On that last point, a passage on page 365 of Jess Bravin’s Terror Courts (2013) piques interest. Bravin reports that in mid-2009 Secretary of State Hillary Clinton and her Legal Adviser, Harold Hongju Koh, lost their bid to stop the Guantánamo military commissions:
‘The State Department would have to make do with a couple of consolation prizes; to mollify Koh, the administration agreed to ask the Senate to ratify agreements expanding protections under the Geneva Conventions, including one that had been collecting dust since President Reagan signed it in 1987. “Joining the treaty would not only assist us in continuing to exercise leadership in the international community in developing the law of armed conflict, but would also allow us to reaffirm our commitment to humane treatment in, and compliance with legal standards for, the conduct of armed conflict,” a White House fact sheet said.’
The treaty mentioned is AP II: according to State’s current list of treaties pending in the Senate, Reagan submitted it to that upper house of Congress on January 29, 1987. Yet today, more than a quarter-century later, and four years after the promised “consolation,” AP II remains in the Senate’s dustbin. AP II is No. 10 on a list of 37 treaties, a list that includes some treaties about which I posted here. The most recent was submitted earlier this year, the oldest, ‘way back in 1949.
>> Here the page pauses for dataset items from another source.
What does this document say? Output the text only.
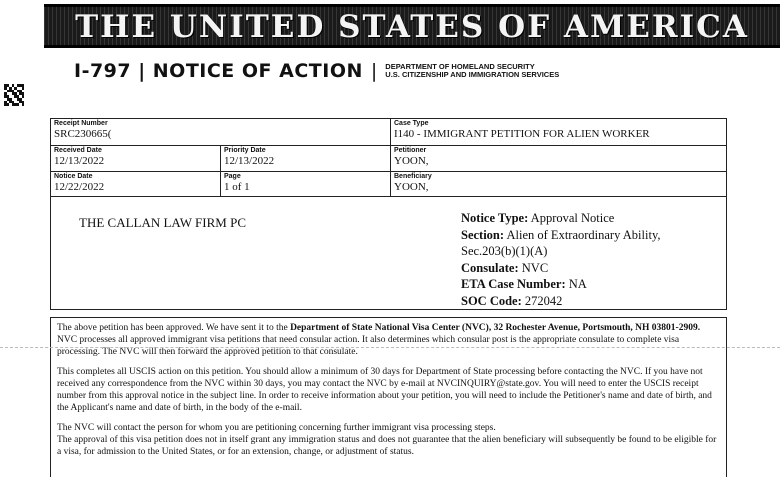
THE UNITED STATES OF AMERICA
I-797 | NOTICE OF ACTION | DEPARTMENT OF HOMELAND SECURITY
U.S. CITIZENSHIP AND IMMIGRATION SERVICES
Receipt Number
SRC230665(
Case Type
I140 - IMMIGRANT PETITION FOR ALIEN WORKER
Received Date
12/13/2022
Priority Date
12/13/2022
Petitioner
YOON,
Notice Date
12/22/2022
Page
1 of 1
Beneficiary
YOON,
THE CALLAN LAW FIRM PC	Notice Type: Approval Notice
Section: Alien of Extraordinary Ability,
Sec.203(b)(1)(A)
Consulate: NVC
ETA Case Number: NA
SOC Code: 272042

The above petition has been approved. We have sent it to the Department of State National Visa Center (NVC), 32 Rochester Avenue, Portsmouth, NH 03801-2909. NVC processes all approved immigrant visa petitions that need consular action. It also determines which consular post is the appropriate consulate to complete visa processing. The NVC will then forward the approved petition to that consulate.

This completes all USCIS action on this petition. You should allow a minimum of 30 days for Department of State processing before contacting the NVC. If you have not received any correspondence from the NVC within 30 days, you may contact the NVC by e-mail at NVCINQUIRY@state.gov. You will need to enter the USCIS receipt number from this approval notice in the subject line. In order to receive information about your petition, you will need to include the Petitioner's name and date of birth, and the Applicant's name and date of birth, in the body of the e-mail.

The NVC will contact the person for whom you are petitioning concerning further immigrant visa processing steps.

The approval of this visa petition does not in itself grant any immigration status and does not guarantee that the alien beneficiary will subsequently be found to be eligible for a visa, for admission to the United States, or for an extension, change, or adjustment of status.
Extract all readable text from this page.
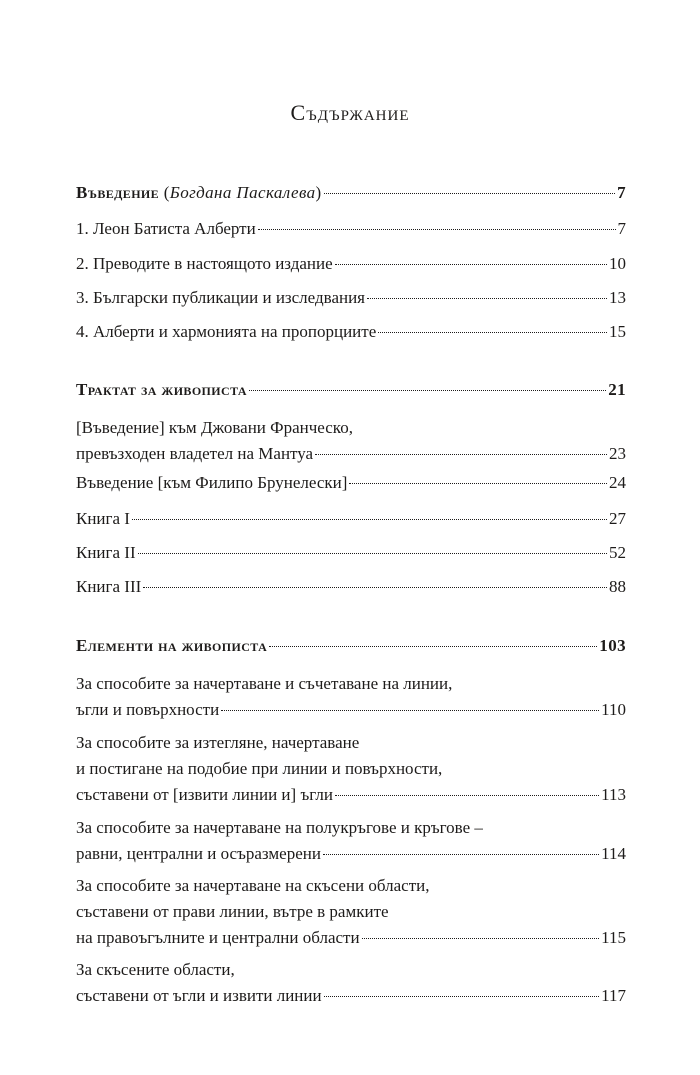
Съдържание
Въведение (Богдана Паскалева)	7
1. Леон Батиста Алберти	7
2. Преводите в настоящото издание	10
3. Български публикации и изследвания	13
4. Алберти и хармонията на пропорциите	15
Трактат за живописта	21
[Въведение] към Джовани Франческо,
превъзходен владетел на Мантуа	23
Въведение [към Филипо Брунелески]	24
Книга I	27
Книга II	52
Книга III	88
Елементи на живописта	103
За способите за начертаване и съчетаване на линии,
ъгли и повърхности	110
За способите за изтегляне, начертаване
и постигане на подобие при линии и повърхности,
съставени от [извити линии и] ъгли	113
За способите за начертаване на полукръгове и кръгове –
равни, централни и осъразмерени	114
За способите за начертаване на скъсени области,
съставени от прави линии, вътре в рамките
на правоъгълните и централни области	115
За скъсените области,
съставени от ъгли и извити линии	117
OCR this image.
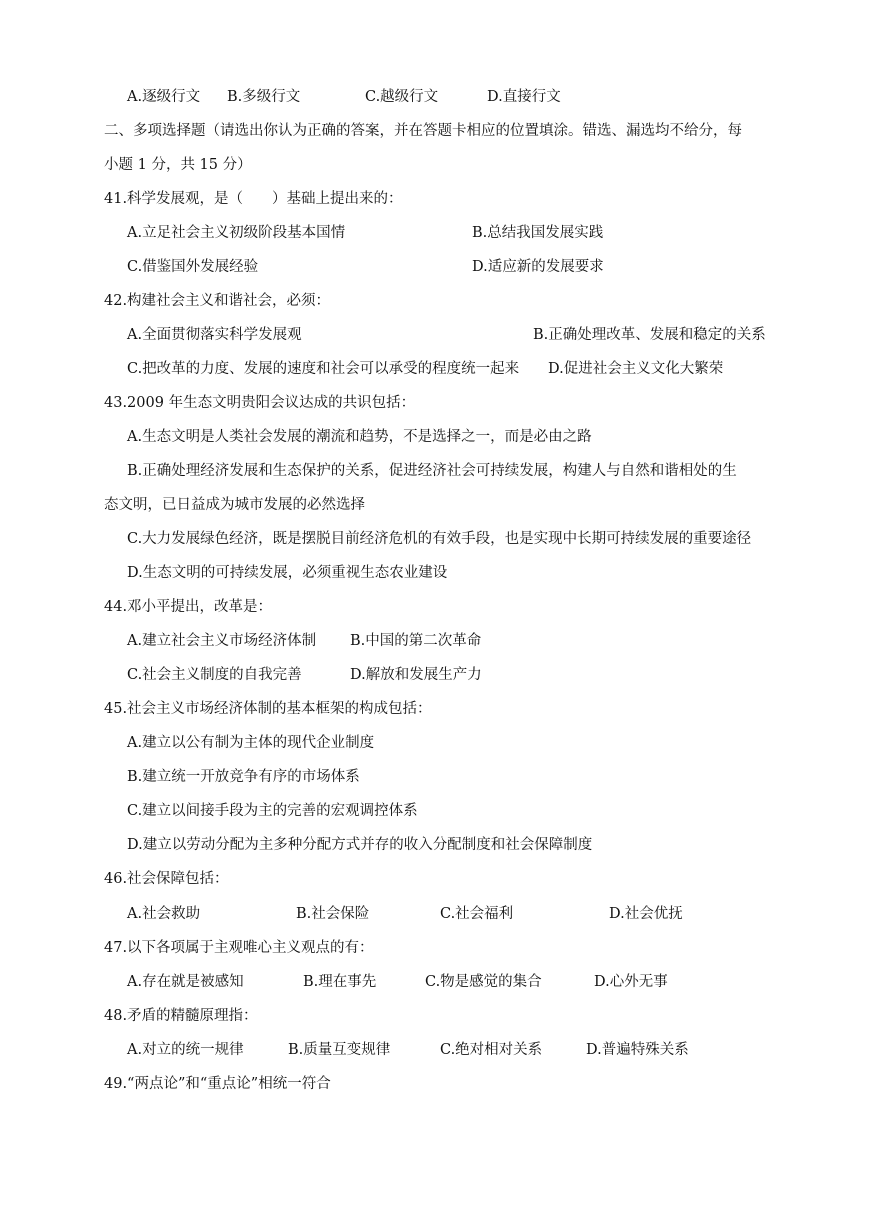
A.逐级行文 B.多级行文	C.越级行文	D.直接行文
二、多项选择题（请选出你认为正确的答案，并在答题卡相应的位置填涂。错选、漏选均不给分，每
小题 1 分，共 15 分）
41.科学发展观，是（　　）基础上提出来的：
A.立足社会主义初级阶段基本国情	B.总结我国发展实践
C.借鉴国外发展经验	D.适应新的发展要求
42.构建社会主义和谐社会，必须：
A.全面贯彻落实科学发展观	B.正确处理改革、发展和稳定的关系
C.把改革的力度、发展的速度和社会可以承受的程度统一起来 D.促进社会主义文化大繁荣
43.2009 年生态文明贵阳会议达成的共识包括：
A.生态文明是人类社会发展的潮流和趋势，不是选择之一，而是必由之路
B.正确处理经济发展和生态保护的关系，促进经济社会可持续发展，构建人与自然和谐相处的生
态文明，已日益成为城市发展的必然选择
C.大力发展绿色经济，既是摆脱目前经济危机的有效手段，也是实现中长期可持续发展的重要途径
D.生态文明的可持续发展，必须重视生态农业建设
44.邓小平提出，改革是：
A.建立社会主义市场经济体制 B.中国的第二次革命
C.社会主义制度的自我完善	D.解放和发展生产力
45.社会主义市场经济体制的基本框架的构成包括：
A.建立以公有制为主体的现代企业制度
B.建立统一开放竞争有序的市场体系
C.建立以间接手段为主的完善的宏观调控体系
D.建立以劳动分配为主多种分配方式并存的收入分配制度和社会保障制度
46.社会保障包括：
A.社会救助	B.社会保险	C.社会福利	D.社会优抚
47.以下各项属于主观唯心主义观点的有：
A.存在就是被感知	B.理在事先	C.物是感觉的集合	D.心外无事
48.矛盾的精髓原理指：
A.对立的统一规律	B.质量互变规律	C.绝对相对关系	D.普遍特殊关系
49.“两点论”和“重点论”相统一符合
AP II’s sibling, Protocol I Additional to the Geneva Conventions of 12 August 1949, and relating to the Protection of Victims of International Armed Conflicts, is not pending at all. (It has 173 states parties, and the same 3 state signatories.) (image credit) Villanova Law Professor John F. Murphy’s chapter in a 2012 book indicates that the March 2011 fact sheet said only that the White House intended to apply the first protocol’s fair-trial provisions (provisions that a plurality of the Supreme Court deemed “indisputably part of the customary international law” in Part IV-D-iv of Hamdan v. Rumsfeld (2006)) – not that the White House wished to submit that treaty as a whole.